Monday, 19 April 2010

Letters From Economists

"The tale of the 364 may simply illustrate that the backing of economists – though rhetorically useful for politicians – is not a reliable guide to good policy..."
Those following the on-going debate about how and when to reduce the deficit will have seen a letter printed in last Thursday’s Daily Telegraph. Signed by almost sixty academic economists, it is the second to back Labour’s plans to delay spending cuts until ‘the recovery is well underway’, and warned that Conservative plans to cut immediately could ‘imperil not only jobs but also the prospects for reducing the deficit’.

It serves as a response to similar letters from business leaders and yet more economists warning that the Labour Party’s approach to managing the economic recovery poses exactly the same risks as the Tory strategy for cutting the deficit.

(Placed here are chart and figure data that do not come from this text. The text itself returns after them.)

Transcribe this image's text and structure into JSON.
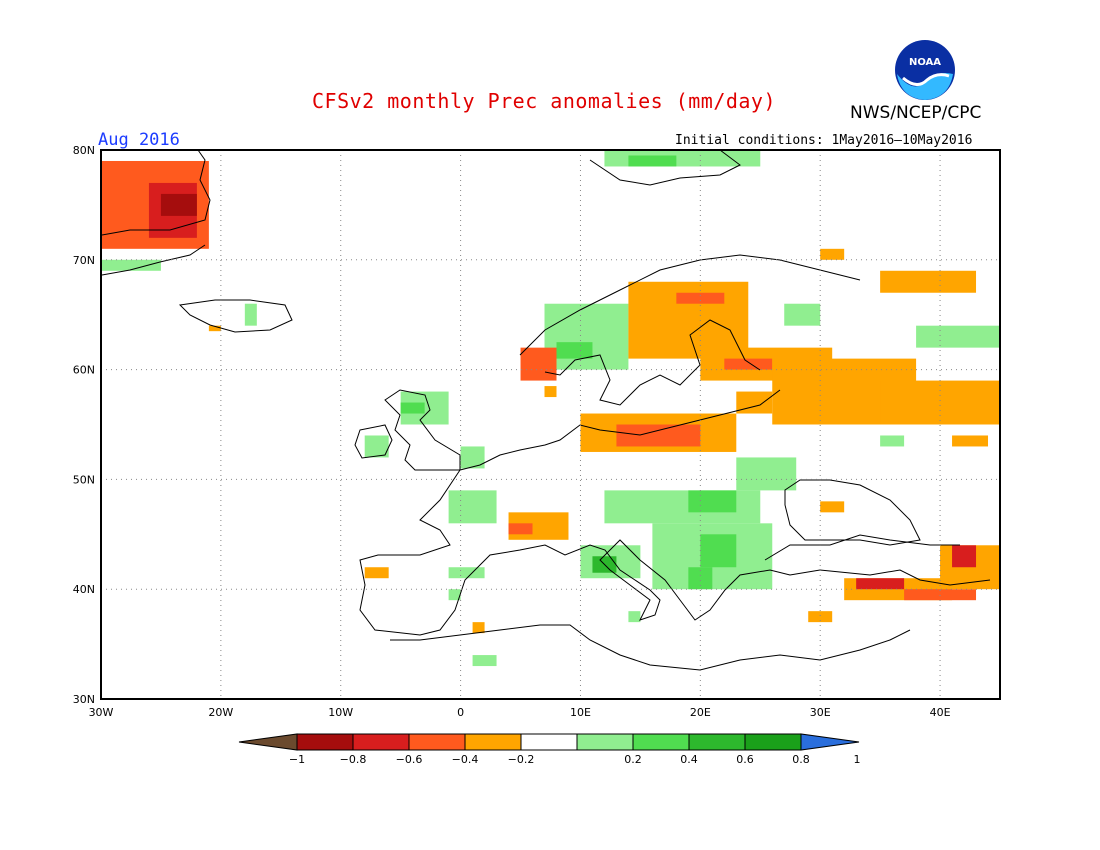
{
  "header": {
    "title": "CFSv2 monthly Prec anomalies (mm/day)",
    "agency": "NWS/NCEP/CPC",
    "logo_text": "NOAA",
    "valid_month": "Aug 2016",
    "initial_conditions": "Initial conditions: 1May2016–10May2016"
  },
  "map": {
    "lon_range": [
      -30,
      45
    ],
    "lat_range": [
      30,
      80
    ],
    "grid": "dotted",
    "lat_labels": [
      "80N",
      "70N",
      "60N",
      "50N",
      "40N",
      "30N"
    ],
    "lon_labels": [
      "30W",
      "20W",
      "10W",
      "0",
      "10E",
      "20E",
      "30E",
      "40E"
    ],
    "land_color": "#ffffff",
    "coast_color": "#000000"
  },
  "colorbar": {
    "labels": [
      "−1",
      "−0.8",
      "−0.6",
      "−0.4",
      "−0.2",
      "0.2",
      "0.4",
      "0.6",
      "0.8",
      "1"
    ],
    "bins": [
      {
        "range": "<-1",
        "color": "#6b4a2e"
      },
      {
        "range": "-1 to -0.8",
        "color": "#a50d0d"
      },
      {
        "range": "-0.8 to -0.6",
        "color": "#d81e1e"
      },
      {
        "range": "-0.6 to -0.4",
        "color": "#ff5a1e"
      },
      {
        "range": "-0.4 to -0.2",
        "color": "#ffa500"
      },
      {
        "range": "-0.2 to 0.2",
        "color": "#ffffff"
      },
      {
        "range": "0.2 to 0.4",
        "color": "#90ee90"
      },
      {
        "range": "0.4 to 0.6",
        "color": "#50dd50"
      },
      {
        "range": "0.6 to 0.8",
        "color": "#2db82d"
      },
      {
        "range": "0.8 to 1",
        "color": "#1aa01a"
      },
      {
        "range": ">1",
        "color": "#2a6edc"
      }
    ]
  },
  "anomaly_regions": [
    {
      "name": "east-greenland",
      "lon": [
        -30,
        -21
      ],
      "lat": [
        71,
        79
      ],
      "value": -0.5
    },
    {
      "name": "east-greenland-core",
      "lon": [
        -26,
        -22
      ],
      "lat": [
        72,
        77
      ],
      "value": -0.7
    },
    {
      "name": "east-greenland-max",
      "lon": [
        -25,
        -22
      ],
      "lat": [
        74,
        76
      ],
      "value": -0.9
    },
    {
      "name": "greenland-south",
      "lon": [
        -30,
        -25
      ],
      "lat": [
        69,
        70
      ],
      "value": 0.3
    },
    {
      "name": "iceland-east",
      "lon": [
        -18,
        -17
      ],
      "lat": [
        64,
        66
      ],
      "value": 0.3
    },
    {
      "name": "iceland-southwest",
      "lon": [
        -21,
        -20
      ],
      "lat": [
        63.5,
        64
      ],
      "value": -0.3
    },
    {
      "name": "svalbard",
      "lon": [
        12,
        25
      ],
      "lat": [
        78.5,
        80
      ],
      "value": 0.3
    },
    {
      "name": "svalbard-core",
      "lon": [
        14,
        18
      ],
      "lat": [
        78.5,
        79.5
      ],
      "value": 0.5
    },
    {
      "name": "norway-coast",
      "lon": [
        7,
        14
      ],
      "lat": [
        60,
        66
      ],
      "value": 0.3
    },
    {
      "name": "norway-core",
      "lon": [
        8,
        11
      ],
      "lat": [
        61,
        62.5
      ],
      "value": 0.5
    },
    {
      "name": "norway-southwest",
      "lon": [
        5,
        8
      ],
      "lat": [
        59,
        62
      ],
      "value": -0.5
    },
    {
      "name": "norway-south",
      "lon": [
        7,
        8
      ],
      "lat": [
        57.5,
        58.5
      ],
      "value": -0.3
    },
    {
      "name": "scandinavia-north",
      "lon": [
        14,
        24
      ],
      "lat": [
        61,
        68
      ],
      "value": -0.3
    },
    {
      "name": "sweden-north",
      "lon": [
        18,
        22
      ],
      "lat": [
        66,
        67
      ],
      "value": -0.6
    },
    {
      "name": "finland",
      "lon": [
        20,
        31
      ],
      "lat": [
        59,
        62
      ],
      "value": -0.3
    },
    {
      "name": "finland-south",
      "lon": [
        22,
        26
      ],
      "lat": [
        60,
        61
      ],
      "value": -0.6
    },
    {
      "name": "finland-north",
      "lon": [
        27,
        30
      ],
      "lat": [
        64,
        66
      ],
      "value": 0.3
    },
    {
      "name": "kola",
      "lon": [
        35,
        43
      ],
      "lat": [
        67,
        69
      ],
      "value": -0.3
    },
    {
      "name": "kola-north",
      "lon": [
        30,
        32
      ],
      "lat": [
        70,
        71
      ],
      "value": -0.3
    },
    {
      "name": "baltic-south",
      "lon": [
        10,
        23
      ],
      "lat": [
        52.5,
        56
      ],
      "value": -0.3
    },
    {
      "name": "baltic-core",
      "lon": [
        13,
        20
      ],
      "lat": [
        53,
        55
      ],
      "value": -0.6
    },
    {
      "name": "baltic-east",
      "lon": [
        23,
        26
      ],
      "lat": [
        56,
        58
      ],
      "value": -0.3
    },
    {
      "name": "western-russia",
      "lon": [
        26,
        38
      ],
      "lat": [
        55,
        61
      ],
      "value": -0.3
    },
    {
      "name": "russia-east",
      "lon": [
        35,
        45
      ],
      "lat": [
        55,
        59
      ],
      "value": -0.3
    },
    {
      "name": "russia-northeast",
      "lon": [
        38,
        45
      ],
      "lat": [
        62,
        64
      ],
      "value": 0.3
    },
    {
      "name": "russia-far-east",
      "lon": [
        41,
        44
      ],
      "lat": [
        53,
        54
      ],
      "value": -0.3
    },
    {
      "name": "russia-east-small",
      "lon": [
        35,
        37
      ],
      "lat": [
        53,
        54
      ],
      "value": 0.3
    },
    {
      "name": "scotland",
      "lon": [
        -5,
        -1
      ],
      "lat": [
        55,
        58
      ],
      "value": 0.3
    },
    {
      "name": "scotland-west",
      "lon": [
        -5,
        -3
      ],
      "lat": [
        56,
        57
      ],
      "value": 0.5
    },
    {
      "name": "ireland",
      "lon": [
        -8,
        -6
      ],
      "lat": [
        52,
        54
      ],
      "value": 0.3
    },
    {
      "name": "england",
      "lon": [
        0,
        2
      ],
      "lat": [
        51,
        53
      ],
      "value": 0.3
    },
    {
      "name": "france",
      "lon": [
        -1,
        3
      ],
      "lat": [
        46,
        49
      ],
      "value": 0.3
    },
    {
      "name": "alps-west",
      "lon": [
        4,
        9
      ],
      "lat": [
        44.5,
        47
      ],
      "value": -0.3
    },
    {
      "name": "alps-core",
      "lon": [
        4,
        6
      ],
      "lat": [
        45,
        46
      ],
      "value": -0.5
    },
    {
      "name": "spain-northwest",
      "lon": [
        -8,
        -6
      ],
      "lat": [
        41,
        42
      ],
      "value": -0.3
    },
    {
      "name": "spain-north",
      "lon": [
        -1,
        2
      ],
      "lat": [
        41,
        42
      ],
      "value": 0.3
    },
    {
      "name": "iberia-south",
      "lon": [
        -1,
        0
      ],
      "lat": [
        39,
        40
      ],
      "value": 0.3
    },
    {
      "name": "italy-north",
      "lon": [
        10,
        15
      ],
      "lat": [
        41,
        44
      ],
      "value": 0.3
    },
    {
      "name": "italy-core",
      "lon": [
        11,
        13
      ],
      "lat": [
        41.5,
        43
      ],
      "value": 0.6
    },
    {
      "name": "central-europe",
      "lon": [
        12,
        25
      ],
      "lat": [
        46,
        49
      ],
      "value": 0.3
    },
    {
      "name": "hungary",
      "lon": [
        19,
        23
      ],
      "lat": [
        47,
        49
      ],
      "value": 0.5
    },
    {
      "name": "poland-east",
      "lon": [
        23,
        28
      ],
      "lat": [
        49,
        52
      ],
      "value": 0.3
    },
    {
      "name": "balkans",
      "lon": [
        16,
        26
      ],
      "lat": [
        40,
        46
      ],
      "value": 0.3
    },
    {
      "name": "balkans-core",
      "lon": [
        20,
        23
      ],
      "lat": [
        42,
        45
      ],
      "value": 0.5
    },
    {
      "name": "albania",
      "lon": [
        19,
        21
      ],
      "lat": [
        40,
        42
      ],
      "value": 0.5
    },
    {
      "name": "sicily",
      "lon": [
        14,
        15
      ],
      "lat": [
        37,
        38
      ],
      "value": 0.3
    },
    {
      "name": "north-africa",
      "lon": [
        1,
        3
      ],
      "lat": [
        33,
        34
      ],
      "value": 0.3
    },
    {
      "name": "morocco-north",
      "lon": [
        1,
        2
      ],
      "lat": [
        36,
        37
      ],
      "value": -0.3
    },
    {
      "name": "ukraine-south",
      "lon": [
        30,
        32
      ],
      "lat": [
        47,
        48
      ],
      "value": -0.3
    },
    {
      "name": "turkey-north",
      "lon": [
        32,
        41
      ],
      "lat": [
        39,
        41
      ],
      "value": -0.3
    },
    {
      "name": "turkey-core",
      "lon": [
        33,
        37
      ],
      "lat": [
        40,
        41
      ],
      "value": -0.7
    },
    {
      "name": "turkey-east",
      "lon": [
        37,
        43
      ],
      "lat": [
        39,
        40
      ],
      "value": -0.5
    },
    {
      "name": "caucasus",
      "lon": [
        40,
        45
      ],
      "lat": [
        40,
        44
      ],
      "value": -0.3
    },
    {
      "name": "caucasus-core",
      "lon": [
        41,
        43
      ],
      "lat": [
        42,
        44
      ],
      "value": -0.7
    },
    {
      "name": "turkey-south",
      "lon": [
        29,
        31
      ],
      "lat": [
        37,
        38
      ],
      "value": -0.3
    }
  ]
}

Those with longer political memories, though, will recall a similar letter of March 1981, when Geoffrey Howe’s monetarist, deflationary budget provoked howls of derision from professional economists. In the depths of a recession and at a time of growing unemployment, Howe and Margaret Thatcher had proposed substantial increases in taxation alongside substantial cuts in public borrowing – precisely the reverse of the counter-cyclical policies advocated by the Keynesian economists who then dominated the profession.

The response to these measures was a letter to The Times, signed by 364 academic economists from universities across Britain, condemning the budget as having ‘no basis in economic theory’ and as posing a significant risk to ‘the industrial basis of our economy and… its social and political stability’. The signatories urged the government to ‘reject monetarist policies and consider urgently which alternative offers the best hope of sustained recovery’.

The letter had been signed by a cross-section of the most eminent names in economics – including James Meade, Amartya Sen, Alec Cairncross, and Nicholas Kaldor, alongside the present Governor of the Bank of England, Mervyn King (not to mention one of my former tutors) – and appeared to demonstrate the utter intellectual isolation of the government. When challenged, Mrs Thatcher was able to name two economists who supported the measures in the budget – her own advisors, Alan Walters and Patrick Minford – but one civil servant is said to have quipped afterwards that it was a good job she hadn’t been asked to name three.

Nearly thirty years on, however, the conventional wisdom would have it that the 364 economists were wrong and that Howe and Thatcher were right (although some of the signatories continue to defend their position). Although unemployment continued to rise, and would not peak until 1986, the prophesised depression never arrived. Indeed, an economic recovery began within weeks of the letter’s publication and seemed to make a mockery of the economists’ predictions.

The tale of the 364 may simply illustrate that the backing of economists – though rhetorically useful for politicians – is not a reliable guide to good policy.